Voici quelques semaines que j’ai commencé la lecture d’un essai, dont le seul titre est une proclamation, que je fais mienne, plus encore dans la période électorale qui s’ouvre : Le Courage de la nuance

Que dit Jean Birnbaum, que j’aimais naguère rencontrer à Montpellier ou à Paris, lorsque le Monde des Livres était associé aux Rencontres de Pétrarque organisées dans le cadre du Festival Radio France ?

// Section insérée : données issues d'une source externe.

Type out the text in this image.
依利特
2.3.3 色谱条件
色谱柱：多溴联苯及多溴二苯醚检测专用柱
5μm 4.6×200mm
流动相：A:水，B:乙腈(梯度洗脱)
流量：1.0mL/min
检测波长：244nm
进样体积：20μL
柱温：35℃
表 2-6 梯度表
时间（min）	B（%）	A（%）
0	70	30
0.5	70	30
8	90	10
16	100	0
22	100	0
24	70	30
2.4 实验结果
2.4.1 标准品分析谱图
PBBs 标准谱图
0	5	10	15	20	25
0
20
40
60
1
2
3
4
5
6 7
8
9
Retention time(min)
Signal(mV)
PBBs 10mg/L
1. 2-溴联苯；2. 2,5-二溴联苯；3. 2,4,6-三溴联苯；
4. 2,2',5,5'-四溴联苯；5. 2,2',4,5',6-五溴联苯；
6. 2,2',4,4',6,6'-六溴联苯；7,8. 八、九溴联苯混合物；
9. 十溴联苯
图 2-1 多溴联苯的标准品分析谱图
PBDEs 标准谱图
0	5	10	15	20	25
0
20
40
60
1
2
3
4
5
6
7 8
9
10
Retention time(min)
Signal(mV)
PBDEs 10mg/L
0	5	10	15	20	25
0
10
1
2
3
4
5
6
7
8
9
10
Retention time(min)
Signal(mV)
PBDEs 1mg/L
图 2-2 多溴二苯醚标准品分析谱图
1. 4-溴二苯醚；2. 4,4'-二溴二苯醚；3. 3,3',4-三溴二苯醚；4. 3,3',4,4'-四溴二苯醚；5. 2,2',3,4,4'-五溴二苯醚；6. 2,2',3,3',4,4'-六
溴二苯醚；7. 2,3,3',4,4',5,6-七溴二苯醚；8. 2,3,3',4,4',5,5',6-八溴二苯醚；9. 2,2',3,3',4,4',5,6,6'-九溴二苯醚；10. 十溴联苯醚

« Nous étouffons parmi des gens qui pensent avoir absolument raison », disait Albert Camus, et nous sommes nombreux à ressentir la même chose aujourd’hui, tant l’air devient proprement irrespirable. Les réseaux sociaux sont un théâtre d’ombres où le débat est souvent remplacé par l’invective : chacun, craignant d’y rencontrer un contradicteur, préfère traquer cent ennemis. Au-delà même de Twitter ou de Facebook, le champ intellectuel et politique se confond avec un champ de bataille où tous les coups sont permis. Partout de féroces prêcheurs préfèrent attiser les haines plutôt qu’éclairer les esprits.« 

Jean Birnbaum ne se résigne pas à la «brutalisation» du débat public, il relit les textes d’ Albert Camus, George Orwell, Hannah Arendt, Raymond Aron, Georges Bernanos, Germaine Tillion ou encore Roland Barthes, qui permettent de tenir bon. « Dans le brouhaha des évidences, il n’y a pas plus radical que la nuance ».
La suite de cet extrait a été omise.